Good morning all - I typically perform RNAseq DGE analysis using DESeq2, which forces you to set one group as "reference". The results obtained show differentially expressed genes for each group relative to reference

However, if instead I was interested in looking what genes uniquely marks each group, I could recombine groups (e.g. Group A vs B+C+D, B vs A+C+D, etc). This would be simple enough to do, and it seems to me like a fairly intuitive thing to do - kind of like "marker gene analysis" for clusters in single cell RNAseq. I just wonder why I haven't come across such a workflow performed by others (I realize it partially comes down to what the scientific question is).
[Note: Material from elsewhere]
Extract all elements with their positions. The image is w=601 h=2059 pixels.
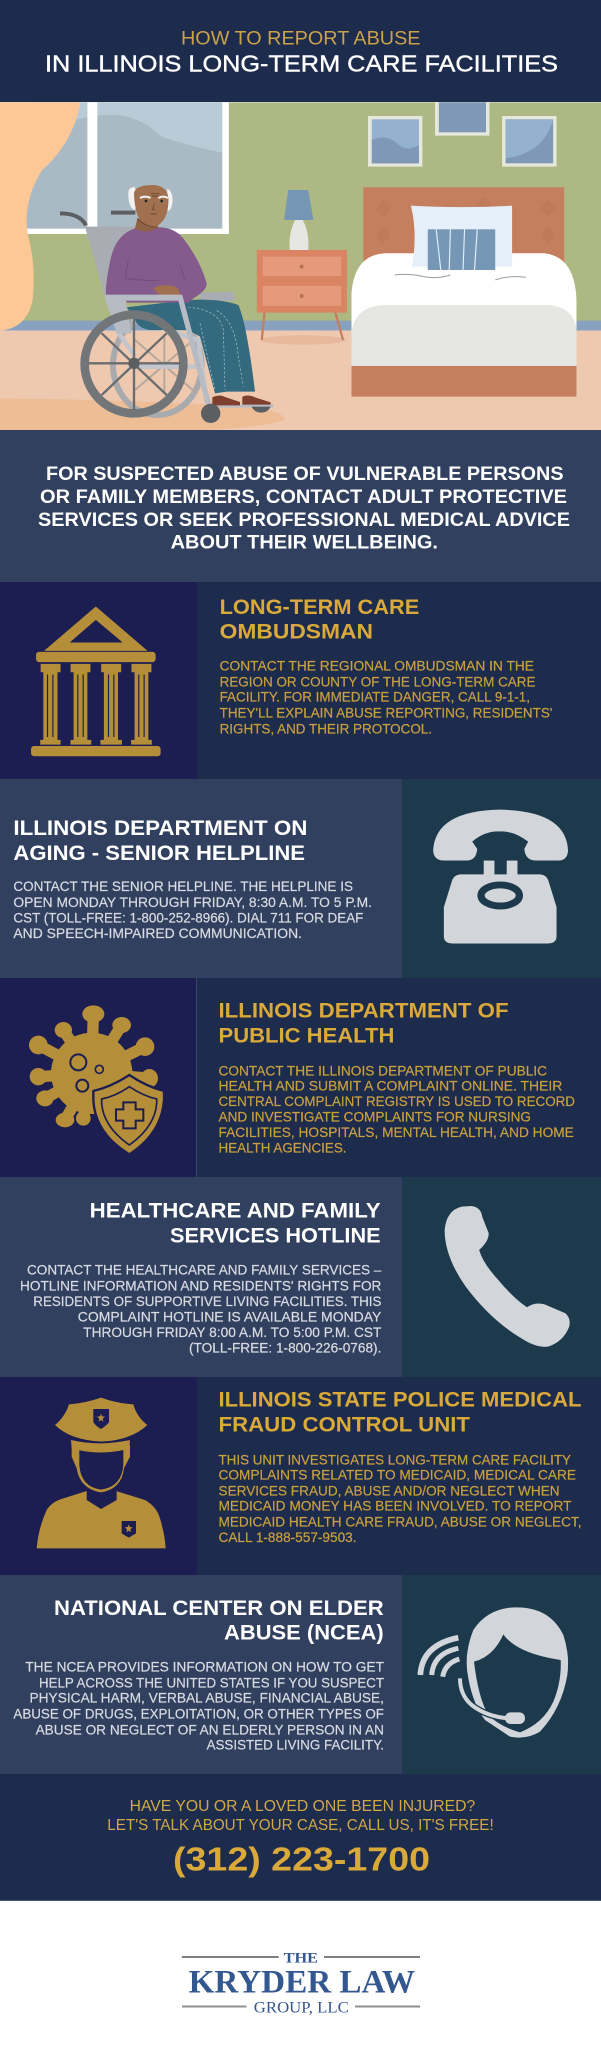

Any thoughts as to whether this a scientifically/ statistically sound approach?

Cheers!

RNA-Seq • 4.0k views

ADD COMMENT • link updated 3.9 years ago by ATpoint 86k • written 3.9 years ago by psm ▴ 130

score 3 · Answer 1 · 2021-02-01

It is slightly more complex that you think. The crux here is your definiton of e.g. B+C+D in your first example. It makes a difference whether you ask for genes in A that are differential in direct pairwise comparion (A-B,A-C,A-D) or whether you find genes which are differential against B/C/D given that the latter three were a single group. More samples per group alter the dispersion estimation and the power of your experiment while putting less weight on each individual sample. If you define B-C-D as a group you might find genes which are higher in A versus this group but the direct comparison of e.g. A vs B might find this gene as not being differential. This could be the case if the gene was high in A, slightly (bit not significantly lower) in B, and low in C/D. The average of the second group might be low enough to call this gene as differential in the B-C-D group while A-B would not be differential.
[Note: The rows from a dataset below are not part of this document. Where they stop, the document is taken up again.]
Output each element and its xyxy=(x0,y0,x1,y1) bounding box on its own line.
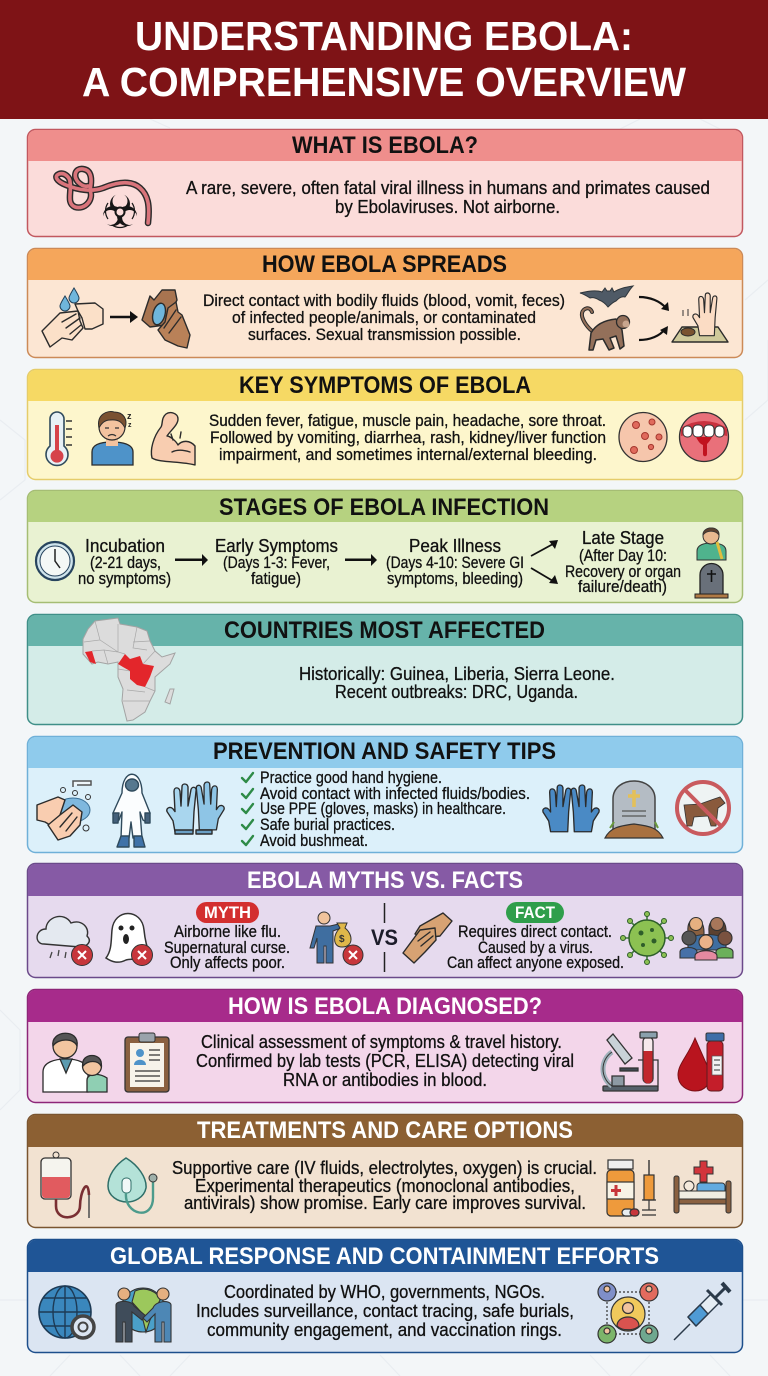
icon: people shaking hands around globe xyxy=(116,1288,171,1342)
icon: tombstone xyxy=(695,564,728,598)
text: myths: Supernatural curse. xyxy=(164,938,290,957)
icon: contact tracing network xyxy=(598,1283,658,1343)
icon: diverse group of people xyxy=(680,918,733,960)
icon: clock xyxy=(36,542,74,580)
stage: late stage xyxy=(565,528,681,596)
text: global response: Includes surveillance, contact tracing, safe burials, xyxy=(196,1301,574,1321)
icon: fatigued person xyxy=(92,411,133,465)
title: UNDERSTANDING EBOLA: xyxy=(135,13,633,59)
text: facts: Requires direct contact. xyxy=(458,922,612,941)
title xyxy=(82,13,686,105)
panel: stages of infection xyxy=(28,490,742,602)
icon: virus xyxy=(620,912,674,964)
icon: ebola virus filament xyxy=(56,169,149,223)
text: countries most affected: Historically: Guinea, Liberia, Sierra Leone. xyxy=(299,664,615,684)
panel: prevention and safety xyxy=(28,736,742,852)
text: diagnosis: Clinical assessment of symptoms & travel history. xyxy=(201,1032,562,1052)
icon: hands touching xyxy=(403,913,452,963)
badge: fact: FACT xyxy=(515,903,556,922)
text: key symptoms: Sudden fever, fatigue, muscle pain, headache, sore throat. xyxy=(209,411,606,430)
badge: myth: MYTH xyxy=(204,903,251,922)
icon: light blue gloves xyxy=(167,782,224,834)
panel: countries most affected xyxy=(28,614,742,724)
stage: incubation: (2-21 days, xyxy=(90,553,161,572)
icon: blood drop with vial xyxy=(678,1033,724,1091)
stage: incubation xyxy=(78,536,171,588)
stage: peak illness: symptoms, bleeding) xyxy=(387,569,523,588)
list: prevention tips: Practice good hand hygiene. xyxy=(260,768,442,787)
panel: diagnosis xyxy=(28,990,742,1102)
panel: how ebola spreads xyxy=(28,248,742,358)
icon: cloud with rain, crossed xyxy=(37,916,92,966)
text: diagnosis: RNA or antibodies in blood. xyxy=(283,1070,487,1090)
text: global response xyxy=(196,1282,574,1340)
arrow: early to peak xyxy=(345,554,377,566)
text: treatments xyxy=(172,1158,597,1213)
heading: countries most affected: COUNTRIES MOST AFFECTED xyxy=(224,617,545,644)
icon: hands touching fluids xyxy=(42,303,103,347)
divider: versus: VS xyxy=(371,925,398,950)
icon: doctor and patient xyxy=(43,1033,107,1092)
icon: hand washing xyxy=(37,781,91,840)
text: diagnosis: Confirmed by lab tests (PCR, ELISA) detecting viral xyxy=(196,1051,574,1071)
text: key symptoms xyxy=(209,411,606,464)
text: diagnosis xyxy=(196,1032,574,1090)
icon: grave xyxy=(605,781,663,838)
heading: what is ebola: WHAT IS EBOLA? xyxy=(292,132,478,159)
heading: global response: GLOBAL RESPONSE AND CONTAINMENT EFFORTS xyxy=(110,1243,659,1270)
text: what is ebola xyxy=(186,178,710,217)
check marks xyxy=(242,773,253,845)
stage: early symptoms xyxy=(215,536,338,588)
stage: early symptoms: Early Symptoms xyxy=(215,536,338,556)
icon: water droplets xyxy=(60,288,79,311)
text: myths xyxy=(164,922,290,972)
text: myths: Only affects poor. xyxy=(170,953,285,972)
title banner xyxy=(0,0,768,119)
stage: incubation: no symptoms) xyxy=(78,569,171,588)
icon: bat xyxy=(580,286,633,307)
icon: no bushmeat xyxy=(677,782,729,834)
icon: oxygen mask xyxy=(108,1158,157,1213)
panel: treatments xyxy=(28,1114,742,1228)
text: facts: Can affect anyone exposed. xyxy=(447,953,624,972)
stage: peak illness: (Days 4-10: Severe GI xyxy=(386,553,524,572)
heading: myths vs facts: EBOLA MYTHS VS. FACTS xyxy=(247,867,523,894)
icon: dark blue gloves xyxy=(543,785,599,832)
text: facts xyxy=(447,922,624,972)
text: what is ebola: A rare, severe, often fatal viral illness in humans and primates caused xyxy=(186,178,710,198)
icon: iv bag xyxy=(41,1152,89,1218)
list: prevention tips: Avoid bushmeat. xyxy=(260,831,368,850)
stage: peak illness: Peak Illness xyxy=(409,536,501,556)
icon: hands with contaminated fluid xyxy=(142,290,190,348)
panel: what is ebola xyxy=(28,130,742,236)
badge: fact xyxy=(506,902,564,923)
icon: syringe xyxy=(674,1283,730,1340)
arrow: monkey to surface xyxy=(639,326,668,340)
arrow: peak to recovery xyxy=(531,540,558,556)
stage: early symptoms: fatigue) xyxy=(251,569,301,588)
heading: prevention and safety: PREVENTION AND SAFETY TIPS xyxy=(213,738,556,765)
stage: late stage: failure/death) xyxy=(578,577,667,596)
text: countries most affected: Recent outbreaks: DRC, Uganda. xyxy=(335,682,578,702)
icon: hospital bed xyxy=(674,1161,731,1213)
icon: medical clipboard xyxy=(125,1033,169,1092)
map: africa with affected countries highlighted xyxy=(83,618,175,721)
heading: stages of infection: STAGES OF EBOLA INFECTION xyxy=(219,494,549,521)
icon: microscope and test tube xyxy=(603,1032,658,1091)
icon: muscle arm xyxy=(151,413,195,465)
icon: ghost, crossed xyxy=(106,914,152,966)
icon: fatigued person: z xyxy=(128,422,132,429)
list: prevention tips: Safe burial practices. xyxy=(260,815,395,834)
text: how ebola spreads: Direct contact with bodily fluids (blood, vomit, feces) xyxy=(203,291,565,310)
icon: man with money bag: $ xyxy=(339,934,345,945)
text: treatments: antivirals) show promise. Early care improves survival. xyxy=(184,1193,586,1213)
text: how ebola spreads xyxy=(203,291,565,344)
panel: key symptoms xyxy=(28,370,742,480)
heading: diagnosis: HOW IS EBOLA DIAGNOSED? xyxy=(228,993,542,1020)
stage: late stage: Late Stage xyxy=(582,528,664,548)
icon: skin rash xyxy=(619,412,667,462)
icon: man with money bag xyxy=(310,912,363,965)
text: key symptoms: impairment, and sometimes internal/external bleeding. xyxy=(219,445,597,464)
icon: bleeding mouth xyxy=(680,412,728,462)
stage: early symptoms: (Days 1-3: Fever, xyxy=(223,553,330,572)
icon: recovered patient xyxy=(697,528,726,560)
text: treatments: Experimental therapeutics (monoclonal antibodies, xyxy=(195,1176,575,1196)
icon: protective suit xyxy=(113,774,150,847)
stage: late stage: Recovery or organ xyxy=(565,562,681,581)
icon: medicine bottle and syringe xyxy=(607,1160,656,1216)
icon: biohazard symbol xyxy=(103,194,137,228)
divider: versus xyxy=(371,903,398,972)
icon: hand touching contaminated surface xyxy=(672,293,728,342)
arrow: incubation to early xyxy=(175,554,208,566)
text: countries most affected xyxy=(299,664,615,702)
title: A COMPREHENSIVE OVERVIEW xyxy=(82,59,686,105)
icon: fatigued person: z xyxy=(127,411,132,421)
panel: myths vs facts xyxy=(28,864,742,978)
text: myths: Airborne like flu. xyxy=(174,922,281,941)
icon: globe with gear xyxy=(39,1286,94,1338)
text: how ebola spreads: surfaces. Sexual transmission possible. xyxy=(248,325,521,344)
text: treatments: Supportive care (IV fluids, electrolytes, oxygen) is crucial. xyxy=(172,1158,597,1178)
icon: monkey xyxy=(582,308,630,350)
text: how ebola spreads: of infected people/animals, or contaminated xyxy=(232,308,536,327)
stage: late stage: (After Day 10: xyxy=(579,546,667,565)
text: what is ebola: by Ebolaviruses. Not airborne. xyxy=(335,197,560,217)
text: key symptoms: Followed by vomiting, diarrhea, rash, kidney/liver function xyxy=(210,428,606,447)
stage: incubation: Incubation xyxy=(85,536,165,556)
panel: global response xyxy=(28,1240,742,1352)
arrow: contact to infection xyxy=(110,311,138,323)
heading: treatments: TREATMENTS AND CARE OPTIONS xyxy=(197,1117,573,1144)
text: global response: community engagement, and vaccination rings. xyxy=(207,1320,562,1340)
list: prevention tips xyxy=(242,768,530,850)
heading: key symptoms: KEY SYMPTOMS OF EBOLA xyxy=(239,372,531,399)
list: prevention tips: Use PPE (gloves, masks) in healthcare. xyxy=(260,799,506,818)
arrow: bat to surface xyxy=(639,297,669,311)
heading: how ebola spreads: HOW EBOLA SPREADS xyxy=(262,251,507,278)
list: prevention tips: Avoid contact with infected fluids/bodies. xyxy=(260,784,530,803)
badge: myth xyxy=(196,902,259,923)
text: global response: Coordinated by WHO, governments, NGOs. xyxy=(224,1282,545,1302)
text: facts: Caused by a virus. xyxy=(478,938,593,957)
stage: peak illness xyxy=(386,536,524,588)
arrow: peak to death xyxy=(531,568,558,584)
icon: thermometer xyxy=(46,412,72,465)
The question would be what you want to answer. If you want "marker" genes, being genes that robustly separate a given group from all other groups then you would need in fact test all possible unique comparisons, A-B, A-C,A-D, B-C, D-B and so on...and then combine the DE statistics to obtain a suitable ranking for markers per condition. There are approaches to combine DE statistics into marker lists, e.g. the scran package has a combineMarkers function which mainly focuses on combining the p-values together with an option to specify in how many of the comparisons a gene must be differential to serve as a candidate marker, see ?combineMarkers.
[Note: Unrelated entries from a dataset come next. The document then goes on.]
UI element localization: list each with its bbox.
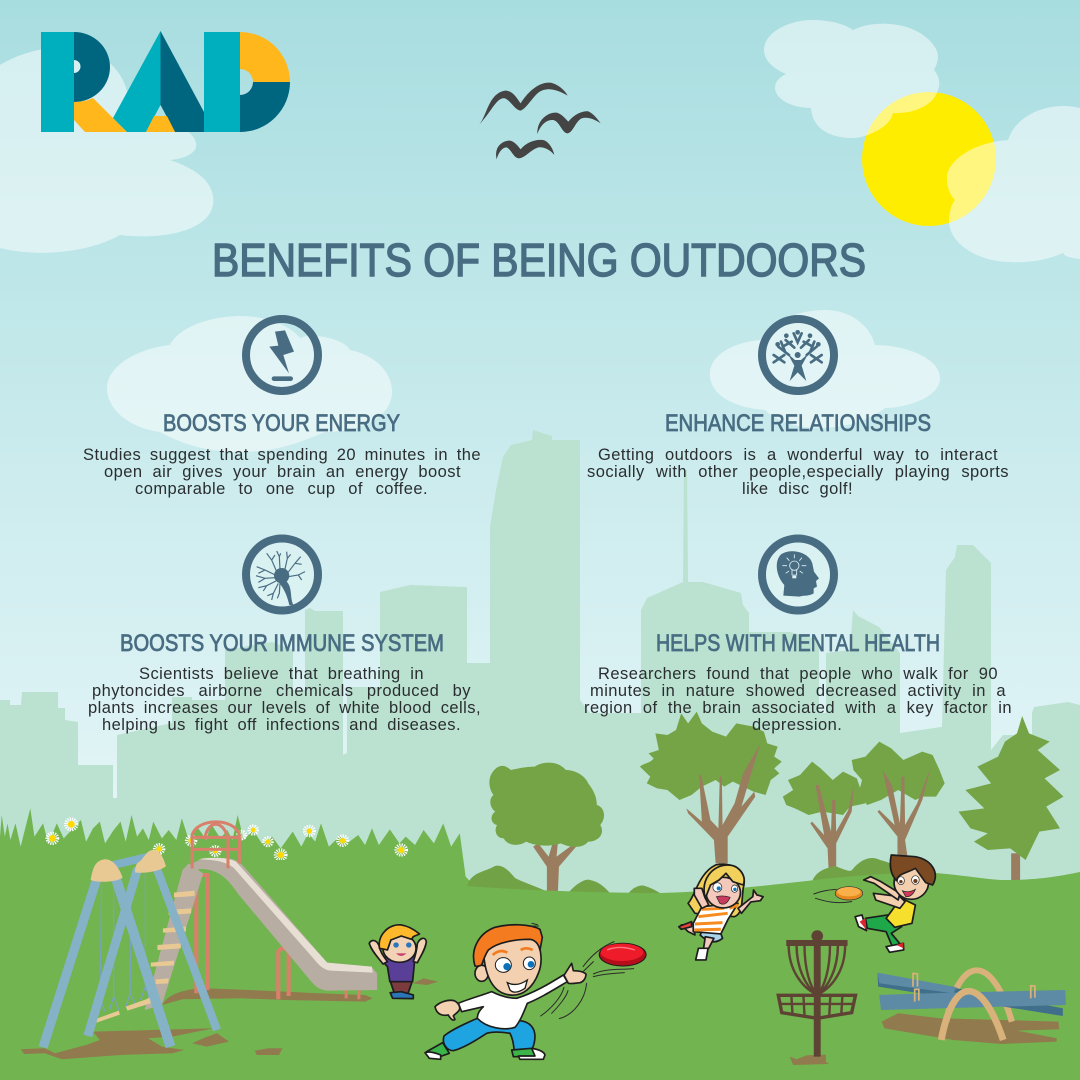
panel: enhance relationships: [540, 319, 1080, 510]
tree: large centre: [640, 712, 782, 863]
text block: socially with other people,especially playing sports: [587, 463, 1009, 481]
icon: people tree: [762, 319, 834, 391]
text block: region of the brain associated with a key factor in: [584, 699, 1012, 717]
panel: boosts your immune system: [0, 538, 540, 740]
heading: BOOSTS YOUR ENERGY: [163, 410, 400, 437]
disc golf basket: [778, 930, 855, 1065]
text block: plants increases our levels of white blood cells,: [88, 699, 481, 717]
child: main boy throwing disc: [425, 923, 587, 1059]
bushes and trees: [489, 712, 1063, 892]
text block: Scientists believe that breathing in: [139, 665, 424, 683]
text block: Getting outdoors is a wonderful way to interact: [598, 446, 998, 464]
bushes on the horizon: [467, 858, 910, 894]
text block: [0, 440, 540, 510]
seesaw: [878, 970, 1066, 1044]
text block: minutes in nature showed decreased activity in a: [590, 682, 1006, 700]
panel: helps with mental health: [540, 538, 1080, 740]
tree: round left: [489, 763, 604, 892]
slide: [145, 822, 377, 1010]
title: BENEFITS OF BEING OUTDOORS: [212, 234, 866, 286]
text block: phytoncides airborne chemicals produced by: [92, 682, 471, 700]
heading: HELPS WITH MENTAL HEALTH: [656, 630, 940, 657]
text block: open air gives your brain an energy boost: [104, 463, 461, 481]
text block: like disc golf!: [742, 480, 853, 498]
text block: Researchers found that people who walk for 90: [598, 665, 998, 683]
icon: neuron: [246, 538, 318, 610]
sun: [862, 92, 996, 226]
text block: [540, 660, 1080, 740]
swing set and slide: [21, 822, 438, 1059]
child: boy with brown hair: [814, 855, 935, 952]
child: blonde girl: [679, 864, 763, 960]
daisies: [48, 820, 406, 859]
icon: head with light bulb: [762, 538, 834, 610]
ground: [0, 860, 1080, 1080]
cloud: top left: [0, 48, 213, 253]
text block: depression.: [752, 716, 842, 734]
heading: BOOSTS YOUR IMMUNE SYSTEM: [120, 630, 444, 657]
grass meadow with blades: [0, 808, 475, 887]
city skyline silhouette: [0, 430, 1080, 900]
text block: helping us fight off infections and diseases.: [102, 716, 461, 734]
swing set: [43, 850, 217, 1047]
red disc and motion lines: [583, 942, 646, 977]
cloud: behind energy icon: [107, 316, 392, 452]
cloud: right: [947, 106, 1080, 262]
heading: ENHANCE RELATIONSHIPS: [665, 410, 931, 437]
text block: Studies suggest that spending 20 minutes in the: [83, 446, 481, 464]
text block: [540, 440, 1080, 510]
text block: [0, 660, 540, 740]
cloud: top right: [764, 20, 939, 138]
birds: [479, 83, 601, 159]
child: small boy waving: [369, 925, 426, 999]
icon: lightning bolt: [246, 319, 318, 391]
tree: right of pair: [852, 742, 945, 857]
text block: comparable to one cup of coffee.: [135, 480, 428, 498]
tree: pine: [958, 716, 1063, 883]
dirt shadows: [21, 978, 438, 1059]
logo: RAD: [41, 31, 290, 132]
cloud: behind relationships icon: [710, 310, 940, 428]
tree: small centre-right: [783, 762, 865, 870]
panel: boosts your energy: [0, 319, 540, 510]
As said, depends on your question. Can you elaborate?

score 2 · Answer 2 · 2021-02-01

You can specify any contrast in DESeq2 using the contrast argument of results. For example, contrast=c("condition", "A", "B") and contrast=c("condition", "B", "A") are both valid. You are only limited by reference level if you use the name argument to return results.

It's also fine to (for example) combine the factor levels B, C, and D into one factor level and compare it to A. You would tend to get genes whose response relative to A is similar across the three origin levels. A common example of this would be using DESeq2 to find cluster markers in scRNA-seq (either using pseudobulk or not).

In an ideal world you could include the original factor levels as random variables along with your combined factor levels, but neither DESeq2 nor edgeR support this.